It is difficult for finite humans to discuss time when applied to God. We end up using temporal terms struggling to capture atemporal concepts. Often we read that God was before time, yet the very word before is a temporal word. Without time there was no before or after. But using before time is convenient for the atemporalist to use when referring to the eternal nature of God as being apart from creation, a creation which included the creation of time. Probably a better way, albeit metaphorical, is to think of the spatial use of the word before, as in “stand before me”, then we can say that God is standing before time.

Scripture never gives us a definition of time. I prefer start with God’s infinity. Infinity applied to time is eternity and infinity applied to space is omnipresence (some would use immensity). By infinity I do not mean mathematical concepts, which are unhelpful in discussing the nature of God. Instead by infinity I mean that no creature can impose limits on God, and/or God’s attributes are supremely (maximally) perfect, without any flaw whatsoever.

It was the Socinians believed that God’s eternity meant that He has no beginning nor end, which is more accurately a description of everlasting—persisting through time rather that transcending time. The Socinians and their modern day ideological progeny deny exhaustive divine foreknowledge, and from this starting point, necessarily believe that God is not above or outside of time.
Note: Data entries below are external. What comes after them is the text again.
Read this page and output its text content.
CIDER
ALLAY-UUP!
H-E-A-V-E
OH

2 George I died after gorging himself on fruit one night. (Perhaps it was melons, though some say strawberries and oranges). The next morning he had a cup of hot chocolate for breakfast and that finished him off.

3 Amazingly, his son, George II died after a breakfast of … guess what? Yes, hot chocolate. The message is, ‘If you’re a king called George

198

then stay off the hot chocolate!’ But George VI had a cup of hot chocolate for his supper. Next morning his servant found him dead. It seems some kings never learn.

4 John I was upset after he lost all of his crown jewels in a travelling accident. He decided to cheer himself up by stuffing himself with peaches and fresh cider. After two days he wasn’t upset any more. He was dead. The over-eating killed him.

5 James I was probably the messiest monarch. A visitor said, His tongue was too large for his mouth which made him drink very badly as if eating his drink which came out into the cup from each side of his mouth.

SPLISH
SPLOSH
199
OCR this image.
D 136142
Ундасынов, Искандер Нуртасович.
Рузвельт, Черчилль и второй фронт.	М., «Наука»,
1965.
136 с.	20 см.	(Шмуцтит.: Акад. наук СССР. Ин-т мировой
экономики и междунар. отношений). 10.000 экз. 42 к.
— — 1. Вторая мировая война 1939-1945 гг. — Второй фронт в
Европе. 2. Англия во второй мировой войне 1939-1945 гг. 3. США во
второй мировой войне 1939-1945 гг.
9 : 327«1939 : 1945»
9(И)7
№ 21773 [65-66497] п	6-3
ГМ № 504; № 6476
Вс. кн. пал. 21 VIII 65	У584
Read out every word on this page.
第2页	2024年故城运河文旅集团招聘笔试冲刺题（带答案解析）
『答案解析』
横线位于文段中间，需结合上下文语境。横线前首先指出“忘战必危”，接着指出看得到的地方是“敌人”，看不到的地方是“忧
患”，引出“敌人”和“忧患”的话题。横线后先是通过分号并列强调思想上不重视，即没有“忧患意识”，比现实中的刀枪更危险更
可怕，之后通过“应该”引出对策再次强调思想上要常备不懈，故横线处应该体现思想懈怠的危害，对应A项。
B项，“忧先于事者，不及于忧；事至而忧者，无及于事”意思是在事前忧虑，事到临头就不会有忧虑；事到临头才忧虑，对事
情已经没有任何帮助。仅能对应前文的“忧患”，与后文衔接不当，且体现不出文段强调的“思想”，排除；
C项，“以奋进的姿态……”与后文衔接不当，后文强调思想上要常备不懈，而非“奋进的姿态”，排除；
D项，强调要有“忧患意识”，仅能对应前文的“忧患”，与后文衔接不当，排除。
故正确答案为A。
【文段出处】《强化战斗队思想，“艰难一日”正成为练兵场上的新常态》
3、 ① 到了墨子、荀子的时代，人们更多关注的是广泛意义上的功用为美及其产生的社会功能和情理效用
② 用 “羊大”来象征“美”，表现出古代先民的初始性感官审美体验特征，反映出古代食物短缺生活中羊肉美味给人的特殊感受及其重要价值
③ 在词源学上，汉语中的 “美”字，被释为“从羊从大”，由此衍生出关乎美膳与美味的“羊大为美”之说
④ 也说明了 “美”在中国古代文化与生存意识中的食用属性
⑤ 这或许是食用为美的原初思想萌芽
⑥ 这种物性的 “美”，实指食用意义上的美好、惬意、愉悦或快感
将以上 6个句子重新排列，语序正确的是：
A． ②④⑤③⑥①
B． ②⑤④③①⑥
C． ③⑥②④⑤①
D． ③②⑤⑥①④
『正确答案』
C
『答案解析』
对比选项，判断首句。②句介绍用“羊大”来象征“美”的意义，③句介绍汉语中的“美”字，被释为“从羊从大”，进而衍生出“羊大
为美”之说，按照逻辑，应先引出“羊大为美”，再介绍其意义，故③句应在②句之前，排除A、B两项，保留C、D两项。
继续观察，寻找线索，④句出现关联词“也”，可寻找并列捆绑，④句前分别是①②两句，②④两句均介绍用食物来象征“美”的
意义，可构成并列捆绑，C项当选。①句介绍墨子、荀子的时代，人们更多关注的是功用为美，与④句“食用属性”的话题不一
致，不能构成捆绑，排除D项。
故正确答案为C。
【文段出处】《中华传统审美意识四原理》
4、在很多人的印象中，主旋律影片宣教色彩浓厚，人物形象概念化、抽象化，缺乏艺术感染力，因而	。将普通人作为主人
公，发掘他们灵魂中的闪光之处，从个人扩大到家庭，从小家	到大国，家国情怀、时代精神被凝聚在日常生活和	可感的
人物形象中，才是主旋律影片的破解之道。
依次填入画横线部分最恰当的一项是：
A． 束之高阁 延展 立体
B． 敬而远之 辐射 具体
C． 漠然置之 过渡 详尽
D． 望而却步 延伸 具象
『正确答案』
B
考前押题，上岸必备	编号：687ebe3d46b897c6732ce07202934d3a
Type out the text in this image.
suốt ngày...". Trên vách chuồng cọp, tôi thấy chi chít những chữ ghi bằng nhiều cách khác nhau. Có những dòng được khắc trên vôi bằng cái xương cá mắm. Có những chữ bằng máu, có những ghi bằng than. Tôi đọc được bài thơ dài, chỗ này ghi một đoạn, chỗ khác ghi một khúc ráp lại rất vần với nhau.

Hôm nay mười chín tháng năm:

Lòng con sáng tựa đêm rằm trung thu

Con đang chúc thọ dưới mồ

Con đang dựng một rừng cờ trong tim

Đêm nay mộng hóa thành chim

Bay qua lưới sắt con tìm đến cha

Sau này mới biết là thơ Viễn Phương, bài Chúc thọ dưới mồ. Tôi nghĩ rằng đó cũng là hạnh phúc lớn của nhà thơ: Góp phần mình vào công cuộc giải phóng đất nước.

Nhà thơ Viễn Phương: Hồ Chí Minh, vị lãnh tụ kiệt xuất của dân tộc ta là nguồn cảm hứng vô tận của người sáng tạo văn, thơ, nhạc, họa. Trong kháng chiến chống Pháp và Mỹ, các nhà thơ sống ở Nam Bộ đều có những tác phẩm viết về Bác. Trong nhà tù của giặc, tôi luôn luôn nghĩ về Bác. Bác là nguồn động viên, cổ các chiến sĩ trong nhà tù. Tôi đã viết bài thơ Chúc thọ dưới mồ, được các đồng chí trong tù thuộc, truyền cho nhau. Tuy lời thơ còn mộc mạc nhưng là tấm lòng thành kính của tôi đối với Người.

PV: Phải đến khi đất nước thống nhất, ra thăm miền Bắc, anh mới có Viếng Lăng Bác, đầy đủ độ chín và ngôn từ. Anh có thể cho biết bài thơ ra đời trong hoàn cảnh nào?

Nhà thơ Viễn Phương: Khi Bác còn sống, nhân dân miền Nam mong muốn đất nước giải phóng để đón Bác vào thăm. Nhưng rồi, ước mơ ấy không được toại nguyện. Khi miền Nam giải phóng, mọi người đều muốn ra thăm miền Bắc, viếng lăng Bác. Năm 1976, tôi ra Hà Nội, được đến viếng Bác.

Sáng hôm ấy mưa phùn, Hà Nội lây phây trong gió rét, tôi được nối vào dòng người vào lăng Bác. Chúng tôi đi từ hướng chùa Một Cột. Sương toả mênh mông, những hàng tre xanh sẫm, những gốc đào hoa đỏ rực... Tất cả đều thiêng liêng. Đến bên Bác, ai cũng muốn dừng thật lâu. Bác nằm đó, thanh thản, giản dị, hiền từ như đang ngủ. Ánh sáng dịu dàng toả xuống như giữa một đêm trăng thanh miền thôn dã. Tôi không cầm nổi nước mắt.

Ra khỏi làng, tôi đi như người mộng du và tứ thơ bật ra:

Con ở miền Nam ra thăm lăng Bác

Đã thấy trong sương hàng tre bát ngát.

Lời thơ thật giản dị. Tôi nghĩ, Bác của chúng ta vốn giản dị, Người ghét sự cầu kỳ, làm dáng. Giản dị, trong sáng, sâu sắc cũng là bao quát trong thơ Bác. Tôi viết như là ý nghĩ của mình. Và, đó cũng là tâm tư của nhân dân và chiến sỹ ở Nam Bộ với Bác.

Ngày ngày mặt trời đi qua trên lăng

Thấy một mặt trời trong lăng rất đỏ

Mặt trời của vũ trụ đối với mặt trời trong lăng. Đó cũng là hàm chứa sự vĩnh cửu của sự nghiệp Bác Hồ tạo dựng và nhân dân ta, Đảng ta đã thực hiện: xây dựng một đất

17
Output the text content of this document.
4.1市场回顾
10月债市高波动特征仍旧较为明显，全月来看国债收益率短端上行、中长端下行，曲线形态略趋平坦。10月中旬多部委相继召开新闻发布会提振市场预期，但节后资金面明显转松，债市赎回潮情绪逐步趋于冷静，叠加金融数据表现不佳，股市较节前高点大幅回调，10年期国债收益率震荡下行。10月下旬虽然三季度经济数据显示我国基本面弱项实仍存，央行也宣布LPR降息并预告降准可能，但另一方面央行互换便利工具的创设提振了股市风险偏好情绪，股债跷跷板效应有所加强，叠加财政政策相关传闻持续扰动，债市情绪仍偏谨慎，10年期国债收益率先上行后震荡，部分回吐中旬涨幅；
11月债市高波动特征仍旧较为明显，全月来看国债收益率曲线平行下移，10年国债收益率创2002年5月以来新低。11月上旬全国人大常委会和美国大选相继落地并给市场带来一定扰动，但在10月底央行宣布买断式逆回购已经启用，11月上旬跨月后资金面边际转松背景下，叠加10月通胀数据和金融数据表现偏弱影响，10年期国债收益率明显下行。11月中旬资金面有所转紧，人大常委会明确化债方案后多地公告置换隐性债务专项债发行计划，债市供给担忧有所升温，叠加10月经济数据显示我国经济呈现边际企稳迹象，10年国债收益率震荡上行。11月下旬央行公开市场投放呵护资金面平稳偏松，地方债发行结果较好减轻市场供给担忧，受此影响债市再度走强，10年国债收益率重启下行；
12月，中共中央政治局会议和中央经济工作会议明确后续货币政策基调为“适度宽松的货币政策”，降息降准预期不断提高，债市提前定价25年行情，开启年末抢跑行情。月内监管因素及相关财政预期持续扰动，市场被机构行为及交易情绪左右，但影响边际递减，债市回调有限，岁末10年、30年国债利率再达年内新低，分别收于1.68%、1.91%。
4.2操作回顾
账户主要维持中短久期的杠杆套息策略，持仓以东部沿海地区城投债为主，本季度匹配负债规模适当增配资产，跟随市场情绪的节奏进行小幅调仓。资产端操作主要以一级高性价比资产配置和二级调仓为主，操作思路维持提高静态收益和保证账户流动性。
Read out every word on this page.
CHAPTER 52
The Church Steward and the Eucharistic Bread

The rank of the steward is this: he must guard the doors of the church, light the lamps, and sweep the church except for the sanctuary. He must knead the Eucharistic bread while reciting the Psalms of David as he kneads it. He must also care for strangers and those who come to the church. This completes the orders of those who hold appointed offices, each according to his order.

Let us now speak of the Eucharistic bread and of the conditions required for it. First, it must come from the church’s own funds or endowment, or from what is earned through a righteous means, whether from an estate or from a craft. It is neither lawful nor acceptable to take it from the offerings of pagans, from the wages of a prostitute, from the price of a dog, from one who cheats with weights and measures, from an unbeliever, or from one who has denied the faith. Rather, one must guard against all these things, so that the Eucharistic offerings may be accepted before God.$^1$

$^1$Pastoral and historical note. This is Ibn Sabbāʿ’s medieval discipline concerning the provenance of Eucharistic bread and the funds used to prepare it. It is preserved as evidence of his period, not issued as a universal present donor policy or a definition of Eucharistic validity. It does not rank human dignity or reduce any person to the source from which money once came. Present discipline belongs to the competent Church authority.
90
The definition of time runs the gamut from “succession of moments” to “motion”. I do not believe any of these definitions capture the essence of time. Unfortunately, nouns are just not always amenable to the description of their essence! We have no problem using the word time quite naturally, until someone asks us to define it or its essence. Then everyone runs to the philosophers. I am of the opinion that if we have the ability to use the word time in its everyday settings, we have a sufficient understanding of it and there is no need to define it. I question whether any definition would be possible to capture the essence of time as they all derive from our creaturely existence within time. Probably a good workable definition of time is that it is a means created by God by which His creatures can measure the flow of events.

As I have argued earlier, God knows perfectly what to us is the past, present, and future. God, from a lofty height, sees them all laid out before Him equally vividly. This does not mean all times are indistinguishable to God. He certainly knows that an event happened in His creation on 9-11-2001 or that some other event happened on Tuesday. This is because God understands the process by which one event flows into the next event. Nevertheless, God does not sense one moment of His own transcendent consciousness flowing into another. But God fully understands the process by which time flows in the creaturely world He created. Since God can do this, it means God’s experience of time is very different than ours—His relationship to time in ontologically unique.


JCWR: I appreciated your willingness to have this discussion. I am sorry that there was not more "clash" between us for the entertainment of the readers. Good luck, sir, in your ongoing studies!